This is the main thing I've noticed - the people who talk about how there is something lost in how work gets done haven't changed how work gets done.
You can't just move to being remote without rethinking how you do everything. People were forced to be remote with COVID, but corporate essentially just tried to port the way things were done to remote, and on realizing it didn't work as well, want to move back.
A few places are doing things correctly and building specifically for remote work.
I honestly believe this is why we have such stark disparity in studies.
100% this.
I've been remote since covid. First job was transitioned and I mentored and onboarded people. It was alot of screen sharing, and messaging back and forth. This was no different (but better) then onsite where they would cram into my cube and try to take notes. Remote made this 100% better.
Next company, I was the new guy and there were issues getting up to speed. Nobody really owned the onboarding process and this "remote first" environment had alot of technical debt and poor documentation.
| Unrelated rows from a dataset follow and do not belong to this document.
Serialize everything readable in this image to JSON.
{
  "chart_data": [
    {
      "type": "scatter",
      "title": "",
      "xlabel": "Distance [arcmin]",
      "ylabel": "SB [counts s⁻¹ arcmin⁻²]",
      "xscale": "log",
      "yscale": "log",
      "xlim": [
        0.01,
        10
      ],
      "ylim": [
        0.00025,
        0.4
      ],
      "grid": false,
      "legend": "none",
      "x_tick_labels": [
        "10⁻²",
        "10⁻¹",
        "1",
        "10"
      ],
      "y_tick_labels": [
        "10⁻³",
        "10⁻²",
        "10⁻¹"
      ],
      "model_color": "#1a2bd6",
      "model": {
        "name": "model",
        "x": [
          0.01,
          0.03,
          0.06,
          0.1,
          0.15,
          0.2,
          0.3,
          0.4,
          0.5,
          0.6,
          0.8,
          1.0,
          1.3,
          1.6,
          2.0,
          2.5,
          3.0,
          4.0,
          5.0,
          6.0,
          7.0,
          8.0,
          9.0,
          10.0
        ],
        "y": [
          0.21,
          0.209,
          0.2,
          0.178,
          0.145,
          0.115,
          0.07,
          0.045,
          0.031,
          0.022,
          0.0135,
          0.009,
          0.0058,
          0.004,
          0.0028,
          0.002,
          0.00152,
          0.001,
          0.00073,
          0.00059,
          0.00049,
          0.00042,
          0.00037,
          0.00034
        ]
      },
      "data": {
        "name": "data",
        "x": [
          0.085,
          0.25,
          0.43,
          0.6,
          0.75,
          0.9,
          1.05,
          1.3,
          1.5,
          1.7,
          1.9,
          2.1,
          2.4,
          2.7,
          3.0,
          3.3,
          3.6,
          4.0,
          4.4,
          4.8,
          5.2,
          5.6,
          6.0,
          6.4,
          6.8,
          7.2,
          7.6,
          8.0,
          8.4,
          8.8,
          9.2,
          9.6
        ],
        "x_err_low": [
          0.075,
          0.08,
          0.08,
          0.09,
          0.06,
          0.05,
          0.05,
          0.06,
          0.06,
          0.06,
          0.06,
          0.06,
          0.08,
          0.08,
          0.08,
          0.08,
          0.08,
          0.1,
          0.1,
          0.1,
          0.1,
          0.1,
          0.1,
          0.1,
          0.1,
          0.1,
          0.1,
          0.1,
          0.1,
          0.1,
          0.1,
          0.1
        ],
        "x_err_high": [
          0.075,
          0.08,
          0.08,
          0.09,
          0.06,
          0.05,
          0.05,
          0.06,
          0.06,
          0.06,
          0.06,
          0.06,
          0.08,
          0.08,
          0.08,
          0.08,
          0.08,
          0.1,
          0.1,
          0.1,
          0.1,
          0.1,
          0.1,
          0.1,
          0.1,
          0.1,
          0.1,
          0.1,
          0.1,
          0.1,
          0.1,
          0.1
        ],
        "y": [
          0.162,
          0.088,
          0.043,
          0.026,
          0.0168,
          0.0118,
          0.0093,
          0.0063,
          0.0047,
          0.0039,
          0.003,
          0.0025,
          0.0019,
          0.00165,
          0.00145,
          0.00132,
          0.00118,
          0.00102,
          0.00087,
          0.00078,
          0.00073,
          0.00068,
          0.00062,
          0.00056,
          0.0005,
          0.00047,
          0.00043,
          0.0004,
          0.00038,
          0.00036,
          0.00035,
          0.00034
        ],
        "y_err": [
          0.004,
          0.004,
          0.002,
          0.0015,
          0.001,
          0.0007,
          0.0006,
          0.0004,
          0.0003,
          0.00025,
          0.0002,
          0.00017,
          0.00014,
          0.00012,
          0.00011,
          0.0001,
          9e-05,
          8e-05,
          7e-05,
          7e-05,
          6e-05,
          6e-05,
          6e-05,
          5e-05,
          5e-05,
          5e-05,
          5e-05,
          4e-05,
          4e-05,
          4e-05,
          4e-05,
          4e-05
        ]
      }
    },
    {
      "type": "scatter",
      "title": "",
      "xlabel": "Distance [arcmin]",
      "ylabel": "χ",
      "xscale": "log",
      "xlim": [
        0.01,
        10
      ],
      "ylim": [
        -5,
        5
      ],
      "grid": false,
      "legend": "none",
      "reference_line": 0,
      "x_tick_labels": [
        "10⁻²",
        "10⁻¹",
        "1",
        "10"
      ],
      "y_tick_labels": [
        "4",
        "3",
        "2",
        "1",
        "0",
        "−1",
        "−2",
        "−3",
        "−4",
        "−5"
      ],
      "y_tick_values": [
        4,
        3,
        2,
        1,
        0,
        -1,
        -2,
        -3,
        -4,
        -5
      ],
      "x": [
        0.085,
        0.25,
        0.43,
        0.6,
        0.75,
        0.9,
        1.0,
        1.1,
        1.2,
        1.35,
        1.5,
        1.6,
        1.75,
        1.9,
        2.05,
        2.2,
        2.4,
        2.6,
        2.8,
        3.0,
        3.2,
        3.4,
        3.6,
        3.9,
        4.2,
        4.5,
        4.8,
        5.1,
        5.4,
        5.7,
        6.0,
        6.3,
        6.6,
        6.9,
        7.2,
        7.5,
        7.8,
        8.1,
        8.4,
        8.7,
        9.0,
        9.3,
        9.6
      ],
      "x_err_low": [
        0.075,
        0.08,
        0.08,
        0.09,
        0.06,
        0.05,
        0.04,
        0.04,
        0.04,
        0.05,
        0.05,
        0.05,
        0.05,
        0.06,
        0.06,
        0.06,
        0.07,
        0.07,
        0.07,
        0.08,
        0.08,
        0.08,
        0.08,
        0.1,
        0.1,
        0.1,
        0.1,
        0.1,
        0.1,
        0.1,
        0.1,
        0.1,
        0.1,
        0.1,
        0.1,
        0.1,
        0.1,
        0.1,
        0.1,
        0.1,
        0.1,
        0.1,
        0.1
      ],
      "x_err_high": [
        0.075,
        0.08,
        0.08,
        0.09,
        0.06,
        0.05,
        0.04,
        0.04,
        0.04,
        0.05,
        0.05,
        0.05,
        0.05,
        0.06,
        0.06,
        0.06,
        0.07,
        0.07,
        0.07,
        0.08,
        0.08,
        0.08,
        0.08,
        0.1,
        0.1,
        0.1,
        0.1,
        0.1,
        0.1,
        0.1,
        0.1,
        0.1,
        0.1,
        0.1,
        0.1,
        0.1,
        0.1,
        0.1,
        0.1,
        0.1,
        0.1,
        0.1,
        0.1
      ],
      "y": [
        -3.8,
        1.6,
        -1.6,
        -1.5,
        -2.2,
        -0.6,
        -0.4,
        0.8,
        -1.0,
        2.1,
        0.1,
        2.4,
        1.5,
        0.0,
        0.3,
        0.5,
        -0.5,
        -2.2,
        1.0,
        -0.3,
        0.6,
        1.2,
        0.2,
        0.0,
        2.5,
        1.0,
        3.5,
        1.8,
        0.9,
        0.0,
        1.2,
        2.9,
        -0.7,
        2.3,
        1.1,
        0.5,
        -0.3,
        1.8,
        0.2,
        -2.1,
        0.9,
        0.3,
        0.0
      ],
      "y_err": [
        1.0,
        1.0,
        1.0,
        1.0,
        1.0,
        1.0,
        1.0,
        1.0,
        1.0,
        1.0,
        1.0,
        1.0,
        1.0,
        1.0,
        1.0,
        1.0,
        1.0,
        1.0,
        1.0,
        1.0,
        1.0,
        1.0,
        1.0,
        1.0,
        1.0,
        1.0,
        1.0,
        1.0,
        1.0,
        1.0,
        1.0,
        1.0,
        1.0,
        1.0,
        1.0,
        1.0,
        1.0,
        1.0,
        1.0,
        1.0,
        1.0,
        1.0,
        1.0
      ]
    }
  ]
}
Now I'm at another remote first company, and it's great. I know who to ask and I get answers real-time or asynchronous, depending on what needs to happen. People are responsive and regular meetings keep us on the same page.
Documentation is stressed and kept up to date.
We're 100% remote and this is absolutely key. You need to be deliberate about designing your operational processes around remote work. That means when you onboard someone you don't just dump them in a slack account and tell them to follow a doc. You pair them with someone until they're ramped up.
You can't just move to being remote without rethinking how you do everything. People were forced to be remote with COVID, but corporate essentially just tried to port the way things were done to remote, and on realizing it didn't work as well, want to move back.
A few places are doing things correctly and building specifically for remote work.
I honestly believe this is why we have such stark disparity in studies.